Вот примеры.
Стихотворение «Пока не требует поэта…». Заслышав «божественный глагол», поэт бежит «На берега пустынных волн, // В широкошумные дубровы…». Перекличка с начальными строчками повести более чем очевидна. Но вдохновенный художник вовсе не противостоит гармоническому миру природы («широкошумным дубровам»), а, напротив, сам стремится к нему. Значит, для Пушкина — в отличие от его героя — нет границы между «высоким» и «низким», между мыслью и природой. Нет этой границы и в стихотворении «…Вновь я посетил…», пейзаж которого полностью повторяет описание финских берегов. Поэт смотрит на озеро:
Опять же — для самого Пушкина волны неведомы, но не пустынны, а жизнь обладает ценностью независимо от того, велика ли она, государственна или, напротив, бедна и даже убога. Его герой поступает вопреки этой истине и тем самым еще более отдаляется от авторского идеала. (Кстати, по-своему чутко отреагировал на все это Борис Пастернак, создавая в 1918 г. «Подражательную вариацию» на тему «Медного Всадника». Вряд ли осознавая теоретически разрыв между помыслами того, кто у Пушкина назван «Он», и реальностью Пастернак, как большой поэт, интуитивно перестраивает пушкинский замысел. Его, Пастернака, герой истинно велик и, стало быть, должен не только проницать мыслью духовные высоты, но и видеть, что делается вокруг него.)
Впрочем, страшна не «внеприродность» сама по себе и даже не очевидный разрыв между замыслом царя и миром, его окружающим; страшна готовность преодолеть этот разрыв, навязав свою волю жизни, «подтянув» природу к социуму: если мне надо, значит, и суждено.
Вот точка отсчета, вот — завязка сюжетного действа, приводящего к разрушению судеб, вот — первый толчок к пробуждению стихии. Ибо стихия для Пушкина есть следствие покорения, и рождается она не сама по себе, а тогда и там, где и когда появляется преграда.
Перегражденная. Если не дать водам реки течь естественным, от века данным им путем, если поставить на этом пути преграды и волевым усилием направить течение в нужное человеку русло — стихийный протест, несущий с собой неисчислимые беды, неизбежен. В этом (и только в этом!) смысле всеразрушительный обвал стихии наводнения вызван к жизни эхом громового раската «покоряющего» замысла державного основателя, который «на зло надменному соседу» собирается возвести город, невольно жертвуя ради своего намерения реальностью.

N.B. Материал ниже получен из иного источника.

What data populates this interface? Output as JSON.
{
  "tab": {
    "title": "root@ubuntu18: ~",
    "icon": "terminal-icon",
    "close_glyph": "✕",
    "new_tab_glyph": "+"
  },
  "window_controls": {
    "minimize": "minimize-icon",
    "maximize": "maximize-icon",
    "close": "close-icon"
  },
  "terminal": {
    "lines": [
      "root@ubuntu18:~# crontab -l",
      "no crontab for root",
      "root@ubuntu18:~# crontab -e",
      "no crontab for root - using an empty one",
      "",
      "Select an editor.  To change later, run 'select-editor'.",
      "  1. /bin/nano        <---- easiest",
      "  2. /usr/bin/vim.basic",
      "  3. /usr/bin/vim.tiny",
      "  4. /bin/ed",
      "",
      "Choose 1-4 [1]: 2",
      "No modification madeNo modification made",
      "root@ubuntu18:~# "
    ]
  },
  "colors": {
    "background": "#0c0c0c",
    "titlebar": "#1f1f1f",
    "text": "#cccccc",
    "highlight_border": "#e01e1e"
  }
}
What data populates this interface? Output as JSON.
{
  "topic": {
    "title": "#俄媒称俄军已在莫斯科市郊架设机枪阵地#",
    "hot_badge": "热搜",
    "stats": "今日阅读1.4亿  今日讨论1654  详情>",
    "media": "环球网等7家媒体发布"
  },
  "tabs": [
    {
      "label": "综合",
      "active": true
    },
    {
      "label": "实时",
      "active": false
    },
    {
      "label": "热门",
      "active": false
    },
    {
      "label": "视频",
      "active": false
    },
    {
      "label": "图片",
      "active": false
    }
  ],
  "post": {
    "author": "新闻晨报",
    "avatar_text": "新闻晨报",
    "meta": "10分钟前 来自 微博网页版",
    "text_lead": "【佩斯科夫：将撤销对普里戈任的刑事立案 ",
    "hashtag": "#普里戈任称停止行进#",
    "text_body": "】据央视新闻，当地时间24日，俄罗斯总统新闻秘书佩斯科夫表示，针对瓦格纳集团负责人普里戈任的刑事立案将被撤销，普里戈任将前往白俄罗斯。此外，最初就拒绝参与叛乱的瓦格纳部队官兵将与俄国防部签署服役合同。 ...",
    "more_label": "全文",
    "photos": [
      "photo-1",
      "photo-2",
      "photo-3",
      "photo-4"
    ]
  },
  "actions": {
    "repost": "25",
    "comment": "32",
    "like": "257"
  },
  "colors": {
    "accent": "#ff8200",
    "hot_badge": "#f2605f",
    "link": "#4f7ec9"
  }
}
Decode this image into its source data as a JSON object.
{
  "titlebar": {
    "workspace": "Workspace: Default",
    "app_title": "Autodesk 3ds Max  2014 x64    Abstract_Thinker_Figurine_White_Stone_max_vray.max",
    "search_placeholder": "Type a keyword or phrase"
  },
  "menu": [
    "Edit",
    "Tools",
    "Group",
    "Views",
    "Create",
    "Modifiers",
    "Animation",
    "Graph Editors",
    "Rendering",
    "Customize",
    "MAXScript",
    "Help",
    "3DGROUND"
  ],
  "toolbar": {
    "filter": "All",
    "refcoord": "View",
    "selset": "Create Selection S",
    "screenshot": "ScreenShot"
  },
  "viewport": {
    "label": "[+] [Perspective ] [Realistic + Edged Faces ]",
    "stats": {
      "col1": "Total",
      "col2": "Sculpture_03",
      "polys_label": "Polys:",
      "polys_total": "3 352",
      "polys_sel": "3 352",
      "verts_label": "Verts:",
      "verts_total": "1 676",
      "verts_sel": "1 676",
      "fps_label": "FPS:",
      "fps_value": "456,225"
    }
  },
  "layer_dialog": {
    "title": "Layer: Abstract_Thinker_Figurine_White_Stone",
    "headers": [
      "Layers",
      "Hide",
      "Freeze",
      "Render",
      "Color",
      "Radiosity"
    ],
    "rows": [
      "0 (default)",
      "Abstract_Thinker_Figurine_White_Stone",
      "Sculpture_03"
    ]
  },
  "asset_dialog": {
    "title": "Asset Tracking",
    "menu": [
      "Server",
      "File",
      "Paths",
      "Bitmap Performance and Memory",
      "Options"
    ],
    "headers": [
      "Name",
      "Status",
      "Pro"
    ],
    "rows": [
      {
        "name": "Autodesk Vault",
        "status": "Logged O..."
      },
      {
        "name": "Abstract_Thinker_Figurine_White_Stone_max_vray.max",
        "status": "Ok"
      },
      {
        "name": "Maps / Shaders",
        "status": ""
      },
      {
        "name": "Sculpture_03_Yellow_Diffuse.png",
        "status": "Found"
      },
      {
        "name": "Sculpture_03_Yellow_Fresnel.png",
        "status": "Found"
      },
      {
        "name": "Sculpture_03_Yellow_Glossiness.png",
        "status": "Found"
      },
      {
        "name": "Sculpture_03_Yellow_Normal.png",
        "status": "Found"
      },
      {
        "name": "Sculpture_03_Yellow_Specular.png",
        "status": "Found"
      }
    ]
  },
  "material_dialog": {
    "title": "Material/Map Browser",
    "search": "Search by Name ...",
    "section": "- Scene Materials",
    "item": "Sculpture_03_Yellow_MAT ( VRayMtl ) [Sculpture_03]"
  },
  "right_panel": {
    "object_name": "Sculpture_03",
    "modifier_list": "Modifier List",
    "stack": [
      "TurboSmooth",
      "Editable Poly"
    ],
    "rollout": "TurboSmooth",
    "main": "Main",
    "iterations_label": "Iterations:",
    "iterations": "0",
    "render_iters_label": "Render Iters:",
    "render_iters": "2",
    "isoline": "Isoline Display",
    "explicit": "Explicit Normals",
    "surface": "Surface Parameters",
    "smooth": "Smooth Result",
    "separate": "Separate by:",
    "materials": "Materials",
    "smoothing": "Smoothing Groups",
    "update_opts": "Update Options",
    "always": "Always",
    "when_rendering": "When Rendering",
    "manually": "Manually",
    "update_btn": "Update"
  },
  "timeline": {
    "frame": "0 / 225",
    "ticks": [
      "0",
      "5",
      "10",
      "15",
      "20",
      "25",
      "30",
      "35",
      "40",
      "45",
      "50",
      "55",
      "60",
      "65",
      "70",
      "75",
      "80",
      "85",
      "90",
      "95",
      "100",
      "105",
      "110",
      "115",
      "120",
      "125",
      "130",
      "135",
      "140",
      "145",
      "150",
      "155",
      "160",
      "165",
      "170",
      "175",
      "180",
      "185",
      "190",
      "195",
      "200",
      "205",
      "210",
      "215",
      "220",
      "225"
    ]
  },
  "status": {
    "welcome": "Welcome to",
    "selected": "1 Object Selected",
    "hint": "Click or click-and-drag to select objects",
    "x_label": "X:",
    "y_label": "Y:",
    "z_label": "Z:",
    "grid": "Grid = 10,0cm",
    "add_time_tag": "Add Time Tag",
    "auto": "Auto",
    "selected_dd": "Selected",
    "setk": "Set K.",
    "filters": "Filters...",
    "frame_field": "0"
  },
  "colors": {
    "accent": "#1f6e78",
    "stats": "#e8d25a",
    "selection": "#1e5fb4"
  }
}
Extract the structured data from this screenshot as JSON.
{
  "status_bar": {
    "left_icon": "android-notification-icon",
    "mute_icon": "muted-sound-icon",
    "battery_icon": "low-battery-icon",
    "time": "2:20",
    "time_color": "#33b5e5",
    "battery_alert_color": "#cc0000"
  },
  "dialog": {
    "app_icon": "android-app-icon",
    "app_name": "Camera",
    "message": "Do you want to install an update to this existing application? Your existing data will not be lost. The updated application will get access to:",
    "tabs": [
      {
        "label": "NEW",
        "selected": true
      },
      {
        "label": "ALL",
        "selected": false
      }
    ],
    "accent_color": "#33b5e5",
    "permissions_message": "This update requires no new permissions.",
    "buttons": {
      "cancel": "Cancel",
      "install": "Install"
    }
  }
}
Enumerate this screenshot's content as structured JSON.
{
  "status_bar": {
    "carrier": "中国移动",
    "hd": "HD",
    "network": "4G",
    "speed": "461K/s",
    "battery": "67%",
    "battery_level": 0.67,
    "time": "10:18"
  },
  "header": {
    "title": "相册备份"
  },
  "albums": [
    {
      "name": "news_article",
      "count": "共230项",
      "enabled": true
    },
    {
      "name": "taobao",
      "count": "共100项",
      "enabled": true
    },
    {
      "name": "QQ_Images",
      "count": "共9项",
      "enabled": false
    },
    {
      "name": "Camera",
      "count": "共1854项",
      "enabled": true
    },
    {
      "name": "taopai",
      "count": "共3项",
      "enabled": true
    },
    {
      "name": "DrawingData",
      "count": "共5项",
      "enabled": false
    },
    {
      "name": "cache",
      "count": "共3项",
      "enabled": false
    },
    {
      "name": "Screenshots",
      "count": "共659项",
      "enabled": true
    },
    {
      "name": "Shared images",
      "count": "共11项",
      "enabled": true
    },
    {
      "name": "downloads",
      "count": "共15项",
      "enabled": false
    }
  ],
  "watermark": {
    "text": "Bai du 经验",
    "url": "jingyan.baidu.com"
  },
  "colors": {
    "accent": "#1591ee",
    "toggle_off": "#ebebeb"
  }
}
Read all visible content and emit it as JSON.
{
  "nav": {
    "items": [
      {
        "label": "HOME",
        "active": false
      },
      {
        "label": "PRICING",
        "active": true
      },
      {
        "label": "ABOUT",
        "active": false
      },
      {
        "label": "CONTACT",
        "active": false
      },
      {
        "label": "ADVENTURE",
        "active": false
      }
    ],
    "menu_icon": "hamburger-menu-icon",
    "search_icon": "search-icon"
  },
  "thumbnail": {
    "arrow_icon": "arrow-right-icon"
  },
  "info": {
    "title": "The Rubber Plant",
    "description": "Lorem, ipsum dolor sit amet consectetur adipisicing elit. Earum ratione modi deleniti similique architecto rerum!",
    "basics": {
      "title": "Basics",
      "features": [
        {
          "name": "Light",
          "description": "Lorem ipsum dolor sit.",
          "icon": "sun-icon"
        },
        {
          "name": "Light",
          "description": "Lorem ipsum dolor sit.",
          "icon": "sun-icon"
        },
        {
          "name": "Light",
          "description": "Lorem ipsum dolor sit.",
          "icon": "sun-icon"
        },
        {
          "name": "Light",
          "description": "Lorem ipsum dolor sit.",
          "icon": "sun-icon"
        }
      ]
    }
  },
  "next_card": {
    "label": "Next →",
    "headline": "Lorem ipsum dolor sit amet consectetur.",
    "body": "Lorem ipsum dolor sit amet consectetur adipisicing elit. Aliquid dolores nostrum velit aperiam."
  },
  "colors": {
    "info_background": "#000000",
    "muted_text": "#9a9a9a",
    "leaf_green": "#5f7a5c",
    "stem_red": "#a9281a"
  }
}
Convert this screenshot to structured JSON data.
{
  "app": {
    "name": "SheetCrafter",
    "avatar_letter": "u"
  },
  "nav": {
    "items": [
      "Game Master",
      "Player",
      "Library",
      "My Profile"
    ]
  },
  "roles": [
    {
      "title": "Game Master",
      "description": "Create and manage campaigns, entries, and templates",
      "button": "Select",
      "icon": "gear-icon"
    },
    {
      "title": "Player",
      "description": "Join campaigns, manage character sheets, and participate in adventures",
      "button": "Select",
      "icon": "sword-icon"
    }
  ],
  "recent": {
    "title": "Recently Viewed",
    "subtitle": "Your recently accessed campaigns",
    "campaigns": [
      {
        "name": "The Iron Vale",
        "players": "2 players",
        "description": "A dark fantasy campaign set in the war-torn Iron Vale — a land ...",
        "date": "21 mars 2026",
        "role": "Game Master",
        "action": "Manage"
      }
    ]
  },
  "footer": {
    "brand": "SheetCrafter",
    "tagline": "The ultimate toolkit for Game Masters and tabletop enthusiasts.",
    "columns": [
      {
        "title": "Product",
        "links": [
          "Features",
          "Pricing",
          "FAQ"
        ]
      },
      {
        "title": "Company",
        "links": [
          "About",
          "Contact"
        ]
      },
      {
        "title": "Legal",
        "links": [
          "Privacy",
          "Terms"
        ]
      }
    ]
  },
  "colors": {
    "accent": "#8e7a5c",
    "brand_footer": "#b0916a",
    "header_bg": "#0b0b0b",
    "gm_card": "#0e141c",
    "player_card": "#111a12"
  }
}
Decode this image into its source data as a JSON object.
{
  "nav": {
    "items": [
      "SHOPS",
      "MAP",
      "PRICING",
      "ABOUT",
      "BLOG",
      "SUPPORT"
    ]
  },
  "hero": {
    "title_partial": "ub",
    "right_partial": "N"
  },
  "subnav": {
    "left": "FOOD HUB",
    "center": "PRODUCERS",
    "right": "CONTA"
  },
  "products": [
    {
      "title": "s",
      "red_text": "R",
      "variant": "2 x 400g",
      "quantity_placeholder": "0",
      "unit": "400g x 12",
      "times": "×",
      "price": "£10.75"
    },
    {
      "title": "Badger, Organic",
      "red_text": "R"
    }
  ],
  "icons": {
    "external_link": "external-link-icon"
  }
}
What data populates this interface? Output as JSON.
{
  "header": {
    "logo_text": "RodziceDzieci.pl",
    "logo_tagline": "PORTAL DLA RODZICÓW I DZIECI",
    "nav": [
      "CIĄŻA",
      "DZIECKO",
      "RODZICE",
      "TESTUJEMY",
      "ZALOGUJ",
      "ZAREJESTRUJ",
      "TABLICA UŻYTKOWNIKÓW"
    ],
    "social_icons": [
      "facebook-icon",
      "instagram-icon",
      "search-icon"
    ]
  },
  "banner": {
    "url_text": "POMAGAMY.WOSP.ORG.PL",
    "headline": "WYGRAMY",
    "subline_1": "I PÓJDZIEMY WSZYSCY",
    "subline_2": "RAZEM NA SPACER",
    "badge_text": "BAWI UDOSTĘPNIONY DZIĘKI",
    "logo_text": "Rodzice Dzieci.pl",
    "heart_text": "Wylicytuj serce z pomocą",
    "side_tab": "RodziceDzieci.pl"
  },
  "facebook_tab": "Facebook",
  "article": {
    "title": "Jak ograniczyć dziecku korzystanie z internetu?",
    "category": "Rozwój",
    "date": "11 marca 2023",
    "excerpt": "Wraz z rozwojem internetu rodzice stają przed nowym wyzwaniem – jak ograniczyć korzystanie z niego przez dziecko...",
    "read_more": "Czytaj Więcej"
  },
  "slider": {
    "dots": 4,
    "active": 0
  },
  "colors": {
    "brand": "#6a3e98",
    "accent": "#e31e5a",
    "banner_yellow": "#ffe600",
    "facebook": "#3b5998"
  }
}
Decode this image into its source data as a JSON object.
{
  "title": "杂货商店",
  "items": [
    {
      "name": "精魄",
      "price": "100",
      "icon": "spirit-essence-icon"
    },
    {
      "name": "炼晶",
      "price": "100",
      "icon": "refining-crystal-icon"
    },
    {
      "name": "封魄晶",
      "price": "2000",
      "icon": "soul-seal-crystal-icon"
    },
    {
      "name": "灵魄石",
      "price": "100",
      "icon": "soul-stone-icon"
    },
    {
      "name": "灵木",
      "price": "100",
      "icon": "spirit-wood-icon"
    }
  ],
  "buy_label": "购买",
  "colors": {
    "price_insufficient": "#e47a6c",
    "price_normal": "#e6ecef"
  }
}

И тут необходимо существенное уточнение. Все, о чем говорилось только что — зависимость происходящего в повести от поведанного во Вступлении, — не противоречит сказанному значительно выше о разорванности событий. Просто в повести обнаруживаются как бы два сюжета. Один — «внешний»; в нем, по воле Пушкина, концы с концами не сходятся и сойтись не могут: наводнение не дает. Другой — «внутренний», все со всем соединяющий, способный объяснить, что в помыслах и поведении героев пробуждает спящую стихию, отворяет ей ворота в человеческий мир и делает людей бессильными изменить что-либо. Эти сюжеты как бы проступают один сквозь другой. И если дать окончательную «прописку» Вступлению на территории сюжета, то придется указать сразу два адреса: для «внешнего» действия это — экспозиция, для «внутреннего» — завязка. Достаточно простое и вместе с тем предельно сложное художественное решение. «Внутренний» сюжет показывает, как абстрактный замысел через десятилетия оборачивается крахом человеческих судеб; «внешний» — как не могут встретиться в пространстве повести разлученные стихией герои. Еще раз напомню: державный основатель стоит на берегу пустынных волн. По ним стремится бедный челн, а значит, они вовсе не пустынны. Но для царя это не существенно: ни бедный челн, ни убогий чухонец, владелец челна, не входят в его масштабный замысел, не попадают в поле его кругозора. Когда же разворачивается основное действие повести, эпитет «бедный» по наследству переходит к Евгению. Случайно ли? Видимо, нет. Державный основатель во Вступлении не обращает внимания на бедный челн так же, как «кумир на бронзовом коне» в основном тексте обращен спиной к бедному[58] Евгению.
58
Ср. прилагательное бедный: «…при всей простоте своей, (…) без всяких объяснений показывает бескорыстность, чистоту любви Дафниса и презренную в глазах света бедность… облагораживает, придает ей какую-то прелесть» (Истов И. Разбор идиллии [Гнедича] «Рыбаки» // Благонамеренный. 1822. № 17. С. 147–148).